CHÂTEAUNEUF-SUR-CHARENTE (16) : cimetière

visité en juillet 2020
mercredi 2 décembre 2020
par  Philippe Landru

Le cimetière de Châteauneuf-sur-Charente se trouve en face de la très belle église romane Saint-Pierre.

Le cimetière possède une particularité : un ossuaire, dont on connait mal l’histoire, qui fut découvert à la fin du XIXe siècle lors de travaux pour bâtir un nouveau caveau. On y retrouva des ossements rangés ainsi que des restes de poteries du Haut Moyen-Age. Il sert à nouveau à recueillir les restes des défunts exhumés.

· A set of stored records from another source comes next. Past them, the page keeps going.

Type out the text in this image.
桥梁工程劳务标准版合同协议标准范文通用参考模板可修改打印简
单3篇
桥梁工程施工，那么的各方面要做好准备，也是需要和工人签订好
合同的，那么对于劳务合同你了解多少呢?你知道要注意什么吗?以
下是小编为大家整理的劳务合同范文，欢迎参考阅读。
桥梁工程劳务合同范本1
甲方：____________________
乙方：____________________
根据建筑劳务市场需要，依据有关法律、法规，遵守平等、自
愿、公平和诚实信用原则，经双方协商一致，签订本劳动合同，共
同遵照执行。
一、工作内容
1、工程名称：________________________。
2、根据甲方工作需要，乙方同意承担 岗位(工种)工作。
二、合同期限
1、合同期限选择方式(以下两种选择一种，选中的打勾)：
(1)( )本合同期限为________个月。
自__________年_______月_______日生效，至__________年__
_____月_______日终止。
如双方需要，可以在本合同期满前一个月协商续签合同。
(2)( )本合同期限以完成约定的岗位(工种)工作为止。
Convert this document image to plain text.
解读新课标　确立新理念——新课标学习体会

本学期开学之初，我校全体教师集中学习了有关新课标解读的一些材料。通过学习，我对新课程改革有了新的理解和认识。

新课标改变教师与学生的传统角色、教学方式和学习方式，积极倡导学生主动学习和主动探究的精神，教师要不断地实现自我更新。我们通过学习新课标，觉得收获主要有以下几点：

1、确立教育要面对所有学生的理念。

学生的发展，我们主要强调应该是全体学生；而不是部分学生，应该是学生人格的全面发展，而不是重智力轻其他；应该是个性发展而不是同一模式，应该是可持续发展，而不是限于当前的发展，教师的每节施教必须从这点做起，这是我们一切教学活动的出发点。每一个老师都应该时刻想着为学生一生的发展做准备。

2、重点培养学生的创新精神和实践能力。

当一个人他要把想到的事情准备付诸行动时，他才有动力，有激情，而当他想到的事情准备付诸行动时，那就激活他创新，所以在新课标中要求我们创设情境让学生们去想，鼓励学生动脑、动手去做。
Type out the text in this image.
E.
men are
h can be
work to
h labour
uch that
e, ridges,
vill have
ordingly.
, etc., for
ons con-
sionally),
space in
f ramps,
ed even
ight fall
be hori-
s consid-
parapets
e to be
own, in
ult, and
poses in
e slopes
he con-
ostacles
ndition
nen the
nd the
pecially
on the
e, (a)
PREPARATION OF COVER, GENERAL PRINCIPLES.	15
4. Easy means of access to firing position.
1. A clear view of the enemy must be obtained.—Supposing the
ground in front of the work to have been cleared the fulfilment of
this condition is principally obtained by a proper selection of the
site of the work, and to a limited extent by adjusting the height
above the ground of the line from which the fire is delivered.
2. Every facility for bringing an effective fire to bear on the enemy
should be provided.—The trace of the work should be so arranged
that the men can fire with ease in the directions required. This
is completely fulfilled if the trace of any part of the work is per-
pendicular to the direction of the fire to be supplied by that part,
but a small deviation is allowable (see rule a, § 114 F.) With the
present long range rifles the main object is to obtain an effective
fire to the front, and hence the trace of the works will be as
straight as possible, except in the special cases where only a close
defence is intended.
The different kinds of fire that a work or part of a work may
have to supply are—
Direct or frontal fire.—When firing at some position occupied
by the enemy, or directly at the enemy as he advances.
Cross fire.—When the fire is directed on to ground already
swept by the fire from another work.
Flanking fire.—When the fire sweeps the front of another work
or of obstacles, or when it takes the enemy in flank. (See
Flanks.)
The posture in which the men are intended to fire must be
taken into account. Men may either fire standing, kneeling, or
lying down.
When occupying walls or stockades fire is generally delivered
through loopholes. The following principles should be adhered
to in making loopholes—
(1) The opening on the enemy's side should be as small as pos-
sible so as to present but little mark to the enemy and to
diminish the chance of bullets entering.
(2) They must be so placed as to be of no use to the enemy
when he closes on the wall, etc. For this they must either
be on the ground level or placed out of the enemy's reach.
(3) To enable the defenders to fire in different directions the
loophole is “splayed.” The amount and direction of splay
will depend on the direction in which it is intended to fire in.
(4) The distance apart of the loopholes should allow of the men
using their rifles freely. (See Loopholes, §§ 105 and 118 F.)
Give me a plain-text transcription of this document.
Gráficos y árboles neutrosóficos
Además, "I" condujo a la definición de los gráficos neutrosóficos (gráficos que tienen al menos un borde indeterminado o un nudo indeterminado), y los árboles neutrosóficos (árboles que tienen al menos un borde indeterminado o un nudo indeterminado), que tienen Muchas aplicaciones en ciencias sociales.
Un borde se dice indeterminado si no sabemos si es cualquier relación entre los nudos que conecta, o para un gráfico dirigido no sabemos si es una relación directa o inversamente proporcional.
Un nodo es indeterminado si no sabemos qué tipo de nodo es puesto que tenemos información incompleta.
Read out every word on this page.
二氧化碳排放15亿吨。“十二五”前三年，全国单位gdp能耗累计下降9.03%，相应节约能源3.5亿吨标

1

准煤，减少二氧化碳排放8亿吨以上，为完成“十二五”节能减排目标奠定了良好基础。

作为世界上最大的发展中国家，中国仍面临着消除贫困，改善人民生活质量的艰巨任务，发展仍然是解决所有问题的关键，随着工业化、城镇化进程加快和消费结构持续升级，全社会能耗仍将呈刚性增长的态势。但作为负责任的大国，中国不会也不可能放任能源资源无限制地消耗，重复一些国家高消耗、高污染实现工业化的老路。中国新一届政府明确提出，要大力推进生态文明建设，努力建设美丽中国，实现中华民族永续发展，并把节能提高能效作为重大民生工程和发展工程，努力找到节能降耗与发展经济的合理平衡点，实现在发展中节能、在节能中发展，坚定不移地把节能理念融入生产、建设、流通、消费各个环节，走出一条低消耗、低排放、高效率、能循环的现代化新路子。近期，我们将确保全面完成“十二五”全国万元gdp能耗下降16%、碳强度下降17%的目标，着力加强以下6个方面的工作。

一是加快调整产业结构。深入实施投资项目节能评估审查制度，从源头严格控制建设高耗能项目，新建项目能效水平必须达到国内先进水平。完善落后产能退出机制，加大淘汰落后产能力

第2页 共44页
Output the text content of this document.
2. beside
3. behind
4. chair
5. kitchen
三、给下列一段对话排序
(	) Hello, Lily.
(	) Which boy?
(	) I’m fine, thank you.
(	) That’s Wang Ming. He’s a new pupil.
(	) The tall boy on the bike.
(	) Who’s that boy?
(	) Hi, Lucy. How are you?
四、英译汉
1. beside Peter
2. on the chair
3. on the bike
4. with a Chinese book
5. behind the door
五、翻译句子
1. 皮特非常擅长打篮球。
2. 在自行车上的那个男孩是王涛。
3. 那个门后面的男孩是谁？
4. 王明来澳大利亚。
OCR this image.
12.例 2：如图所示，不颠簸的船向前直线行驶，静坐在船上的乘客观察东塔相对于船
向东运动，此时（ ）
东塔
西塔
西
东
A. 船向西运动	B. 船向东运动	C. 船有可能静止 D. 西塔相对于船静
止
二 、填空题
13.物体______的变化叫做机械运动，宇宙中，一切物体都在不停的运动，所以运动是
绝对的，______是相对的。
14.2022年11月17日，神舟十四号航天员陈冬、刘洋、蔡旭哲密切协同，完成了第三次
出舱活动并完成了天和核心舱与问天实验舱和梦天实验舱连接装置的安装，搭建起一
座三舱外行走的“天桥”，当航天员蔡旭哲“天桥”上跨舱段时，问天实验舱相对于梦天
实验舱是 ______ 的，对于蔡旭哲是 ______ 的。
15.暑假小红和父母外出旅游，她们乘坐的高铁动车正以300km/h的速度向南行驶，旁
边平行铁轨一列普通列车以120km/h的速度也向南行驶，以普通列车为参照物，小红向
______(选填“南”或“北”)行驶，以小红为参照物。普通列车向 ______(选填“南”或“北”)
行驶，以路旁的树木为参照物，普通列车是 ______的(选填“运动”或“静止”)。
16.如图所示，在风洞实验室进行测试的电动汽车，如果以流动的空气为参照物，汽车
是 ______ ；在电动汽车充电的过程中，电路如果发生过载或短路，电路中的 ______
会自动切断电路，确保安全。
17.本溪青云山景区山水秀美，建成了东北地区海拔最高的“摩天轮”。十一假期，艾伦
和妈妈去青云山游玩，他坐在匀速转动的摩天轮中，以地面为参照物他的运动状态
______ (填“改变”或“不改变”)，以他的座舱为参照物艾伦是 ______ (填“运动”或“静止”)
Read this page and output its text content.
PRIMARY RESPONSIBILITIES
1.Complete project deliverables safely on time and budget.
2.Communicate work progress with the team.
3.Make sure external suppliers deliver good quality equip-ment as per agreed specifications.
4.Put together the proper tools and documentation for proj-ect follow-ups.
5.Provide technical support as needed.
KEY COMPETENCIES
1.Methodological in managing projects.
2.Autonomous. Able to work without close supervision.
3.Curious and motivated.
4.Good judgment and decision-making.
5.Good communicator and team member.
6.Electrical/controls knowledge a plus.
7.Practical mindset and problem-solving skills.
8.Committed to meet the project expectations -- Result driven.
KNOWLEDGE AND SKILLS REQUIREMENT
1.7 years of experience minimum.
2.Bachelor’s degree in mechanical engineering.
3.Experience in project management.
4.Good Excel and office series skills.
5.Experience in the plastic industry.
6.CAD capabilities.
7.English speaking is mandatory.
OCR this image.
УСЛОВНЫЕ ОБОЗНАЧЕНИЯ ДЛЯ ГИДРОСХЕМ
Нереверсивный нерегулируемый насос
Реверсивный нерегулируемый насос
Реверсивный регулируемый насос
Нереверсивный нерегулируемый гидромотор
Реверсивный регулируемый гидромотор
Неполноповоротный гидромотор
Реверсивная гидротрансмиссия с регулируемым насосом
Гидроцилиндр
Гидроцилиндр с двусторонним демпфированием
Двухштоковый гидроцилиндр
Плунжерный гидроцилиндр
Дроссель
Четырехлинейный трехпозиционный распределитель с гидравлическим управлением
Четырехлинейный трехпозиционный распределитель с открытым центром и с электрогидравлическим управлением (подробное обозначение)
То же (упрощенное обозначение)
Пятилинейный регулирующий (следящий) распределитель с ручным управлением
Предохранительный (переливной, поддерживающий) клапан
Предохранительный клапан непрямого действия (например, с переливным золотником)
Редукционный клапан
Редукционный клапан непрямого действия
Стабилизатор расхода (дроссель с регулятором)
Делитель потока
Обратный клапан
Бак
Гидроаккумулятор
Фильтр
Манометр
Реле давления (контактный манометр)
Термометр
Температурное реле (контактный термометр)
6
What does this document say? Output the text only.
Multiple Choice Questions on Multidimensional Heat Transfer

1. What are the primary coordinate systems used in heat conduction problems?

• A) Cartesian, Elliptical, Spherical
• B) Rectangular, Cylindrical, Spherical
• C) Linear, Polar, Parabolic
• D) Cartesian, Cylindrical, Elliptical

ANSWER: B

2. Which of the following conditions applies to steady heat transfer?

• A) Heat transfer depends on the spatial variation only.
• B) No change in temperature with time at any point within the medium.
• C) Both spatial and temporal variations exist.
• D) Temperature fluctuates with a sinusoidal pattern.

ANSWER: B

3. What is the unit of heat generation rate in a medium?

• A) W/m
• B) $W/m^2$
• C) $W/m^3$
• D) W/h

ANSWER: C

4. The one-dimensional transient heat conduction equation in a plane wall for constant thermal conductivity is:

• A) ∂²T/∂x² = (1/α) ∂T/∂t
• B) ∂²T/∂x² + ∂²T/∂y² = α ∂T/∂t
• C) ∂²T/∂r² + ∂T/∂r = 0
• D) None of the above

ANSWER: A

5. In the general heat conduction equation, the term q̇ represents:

Ici repose le très oublié Ernest MONIS (1846-1928). D’origine modeste, il devint avocat et s’engagea en politique : Républicain radical, il fut successivement député de la Gironde de 1885 à 1889 puis sénateur de la Gironde de 1891 à 1920. Plusieurs fois ministre (Justice de 1899 à 1902, Marine de 1913 à 1914), il fut un éphémère président du Conseil des ministres entre mars et juin 1911. C’est durant ce court mandat qu’il fut grièvement blessé lors du départ de la course d’aviation Paris-Madrid dans l’accident qui coûta la vie à Maurice Berteaux, le Ministre de la Guerre, sur le terrain d’aviation d’Issy-les-Moulineaux. Il repose dans le caveau de famille : son identité n’y est pas portée ! Ce n’est pas le cas de son fils, Pierre-Antoine MONIS (1882-1952), qui repose également dans la chapelle. Haut-fonctionnaire, il fut préfet de la Seine-et-Marne, du Vaucluse, d’Oran (Algérie), puis de l’Hérault (à ce dernier poste, il fut chargé en 1939, de l’accueil et l’internement administratif de nombreux réfugiés espagnols fuyant la guerre civile et le franquisme).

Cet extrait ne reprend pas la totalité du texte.